Sonu Mishra (also known as Sonu Mmishra; born 30 July 1996) is an Indian actor who works predominantly in Indian cinema and Television. He has appeared in films including Salman Khan's Sikandar and Kala Hiran, and in television series such as Vighnaharta Ganesha, Tenali Rama, Mere Dad Ki Dulhan and others.

==Early life and career==
Mishra was born on 30 July 1996 in Buchawas village in Churu district, Rajasthan, India. He completed his schooling in his hometown and later moved to Jaipur, where he received theatre training with the Sarthak Theatre Group at Jawahar Kala Kendra.

Mishra began his acting career in 2010 with the Rajasthani-language film Dhanna Jaat, in which he played Lord Krishna. He made his Hindi film debut with Rizwan, portraying Ziyad, and later appeared in Sikandar. In television, Mishra has appeared in Hindi series including Tenali Rama, Vighnaharta Ganesha and Savdhaan India. He also appeared in Ram Ram Bolo, a devotional music project based on the Hanuman Chalisa.

==Filmography==
===Films===

| Year | Title | Language | Role | Notes |
|---|---|---|---|---|
| 2010 | Dhanna Jaat | Rajasthani film | — | Debut film |
| 2013 | Educated Binadani | Rajasthani film | — | Lead role |
| 2020 | Rizwan | Hindi | Ziyad | Hindi film debut |
| 2025 | Sikandar | Hindi | Constable Jay | Starring Salman Khan |
| 2025 | Kala Hiran | Hindi | Salman Khan | Unreleased/withdrew from project |

===Television===

| Year | Title | Role | Network |
|---|---|---|---|
| 2016 | Amma | — | Zee TV |
| 2016 | Kuch Rang Pyar Ke Aise Bhi | — | Sony Entertainment Television |
| 2016 | Ek Duje Ke Vaaste | — | Sony Entertainment Television |
| 2017 | Tenali Rama | Prince | Sony SAB |
| 2017–2018 | Savdhaan India | Various roles | Star Bharat |
| 2018 | Bahu Hamari Rajni Kant | Yuvraj Singhaniya | Life OK |
| 2018 | Aisi Deewangi Dekhi Nahi Kahi | Sameer | Zee TV |
| 2018 | Kullfi Kumarr Bajewala | — | StarPlus |
| 2019 | Mere Dad Ki Dulhan | — | Sony Entertainment Television |
| 2019–2020 | Vighnaharta Ganesha | Veer Mahendra | Sony Entertainment Television |
| 2020 | Ek Duje Ke Vaaste 2 | — | Sony Entertainment Television |
| 2022–2024 | Crime Alert | Various roles | Dangal |

==Kala Hiran dispute==
In June 2026, Mishra publicly distanced himself from Kala Hiran: The Battle for Legacy, a film reportedly inspired by the 1998 blackbuck poaching case involving Salman Khan. Mishra, who had been cast as a character resembling Khan and had filmed portions of the project, said that he withdrew after developing concerns over the film's portrayal of the actor.

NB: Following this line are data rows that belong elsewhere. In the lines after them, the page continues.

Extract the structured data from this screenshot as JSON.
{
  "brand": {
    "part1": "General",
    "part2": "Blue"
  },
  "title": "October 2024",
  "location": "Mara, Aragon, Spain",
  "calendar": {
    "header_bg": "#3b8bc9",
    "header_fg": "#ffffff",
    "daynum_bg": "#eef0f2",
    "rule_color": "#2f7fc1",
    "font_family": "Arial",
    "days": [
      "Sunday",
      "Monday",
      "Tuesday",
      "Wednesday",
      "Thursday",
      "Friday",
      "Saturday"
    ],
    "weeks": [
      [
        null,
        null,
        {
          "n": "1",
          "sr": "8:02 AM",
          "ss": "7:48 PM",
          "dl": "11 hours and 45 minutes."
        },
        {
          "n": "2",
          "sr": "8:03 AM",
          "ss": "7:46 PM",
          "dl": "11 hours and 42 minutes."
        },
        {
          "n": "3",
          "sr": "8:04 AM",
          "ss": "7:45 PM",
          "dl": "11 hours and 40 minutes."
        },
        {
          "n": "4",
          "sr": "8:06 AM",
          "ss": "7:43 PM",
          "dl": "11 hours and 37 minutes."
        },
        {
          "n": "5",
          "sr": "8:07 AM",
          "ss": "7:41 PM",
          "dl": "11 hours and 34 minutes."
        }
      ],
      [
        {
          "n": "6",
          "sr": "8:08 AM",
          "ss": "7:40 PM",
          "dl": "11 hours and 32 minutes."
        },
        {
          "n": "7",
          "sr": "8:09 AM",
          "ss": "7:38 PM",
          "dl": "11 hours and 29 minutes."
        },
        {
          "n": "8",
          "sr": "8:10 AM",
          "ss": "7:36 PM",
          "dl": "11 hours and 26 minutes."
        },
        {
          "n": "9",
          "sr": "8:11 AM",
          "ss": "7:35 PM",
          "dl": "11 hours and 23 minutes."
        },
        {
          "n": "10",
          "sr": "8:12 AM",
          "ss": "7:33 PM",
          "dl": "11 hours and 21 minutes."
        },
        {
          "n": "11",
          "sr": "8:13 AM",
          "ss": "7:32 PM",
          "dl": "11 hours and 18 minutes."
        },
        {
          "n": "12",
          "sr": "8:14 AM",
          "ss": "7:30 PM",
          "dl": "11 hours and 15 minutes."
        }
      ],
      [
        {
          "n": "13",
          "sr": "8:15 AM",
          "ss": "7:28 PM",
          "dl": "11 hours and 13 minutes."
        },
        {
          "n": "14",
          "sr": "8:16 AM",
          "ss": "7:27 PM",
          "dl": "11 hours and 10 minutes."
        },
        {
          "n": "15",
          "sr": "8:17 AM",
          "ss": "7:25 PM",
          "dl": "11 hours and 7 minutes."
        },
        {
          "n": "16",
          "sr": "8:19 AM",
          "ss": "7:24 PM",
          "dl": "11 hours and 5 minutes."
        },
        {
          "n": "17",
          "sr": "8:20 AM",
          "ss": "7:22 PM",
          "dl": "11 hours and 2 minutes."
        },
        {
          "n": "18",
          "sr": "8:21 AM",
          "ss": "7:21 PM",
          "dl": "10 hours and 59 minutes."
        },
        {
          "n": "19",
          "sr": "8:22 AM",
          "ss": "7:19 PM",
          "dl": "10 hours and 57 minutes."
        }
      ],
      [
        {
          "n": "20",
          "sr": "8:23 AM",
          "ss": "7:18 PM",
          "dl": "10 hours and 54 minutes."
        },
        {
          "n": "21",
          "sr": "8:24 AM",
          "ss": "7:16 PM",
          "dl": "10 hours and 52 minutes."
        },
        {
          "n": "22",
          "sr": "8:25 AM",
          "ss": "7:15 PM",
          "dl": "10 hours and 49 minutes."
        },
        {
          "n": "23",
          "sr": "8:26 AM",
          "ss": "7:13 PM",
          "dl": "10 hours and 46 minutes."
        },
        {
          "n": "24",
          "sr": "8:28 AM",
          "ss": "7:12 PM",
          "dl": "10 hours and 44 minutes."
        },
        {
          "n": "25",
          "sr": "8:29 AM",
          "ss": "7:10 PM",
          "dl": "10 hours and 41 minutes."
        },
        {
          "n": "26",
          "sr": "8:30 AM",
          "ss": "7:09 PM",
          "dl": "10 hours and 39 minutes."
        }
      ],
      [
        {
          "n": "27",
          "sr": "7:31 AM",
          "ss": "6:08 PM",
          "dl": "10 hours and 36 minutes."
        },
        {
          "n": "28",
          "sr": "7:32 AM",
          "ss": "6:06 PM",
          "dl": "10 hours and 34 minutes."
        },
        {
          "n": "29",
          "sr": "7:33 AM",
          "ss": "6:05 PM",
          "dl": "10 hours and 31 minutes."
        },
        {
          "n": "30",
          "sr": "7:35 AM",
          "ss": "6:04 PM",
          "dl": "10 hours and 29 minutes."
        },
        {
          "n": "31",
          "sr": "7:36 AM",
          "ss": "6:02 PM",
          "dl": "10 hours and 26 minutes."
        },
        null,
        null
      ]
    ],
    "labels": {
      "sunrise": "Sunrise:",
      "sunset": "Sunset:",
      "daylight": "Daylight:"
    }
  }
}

Mishra stated that he had not initially been provided with the complete script and alleged that material subsequently shown to him included provisions requiring him to make negative statements about Khan during promotional activities. He cited creative and ethical differences with the makers as reasons for leaving the project.

The film subsequently became the subject of legal proceedings after Khan approached the Delhi High Court, alleging infringement of his personality and publicity rights. Veteran actor Govind Namdev, who was also associated with the film, separately distanced himself from the project following the release of its promotional material.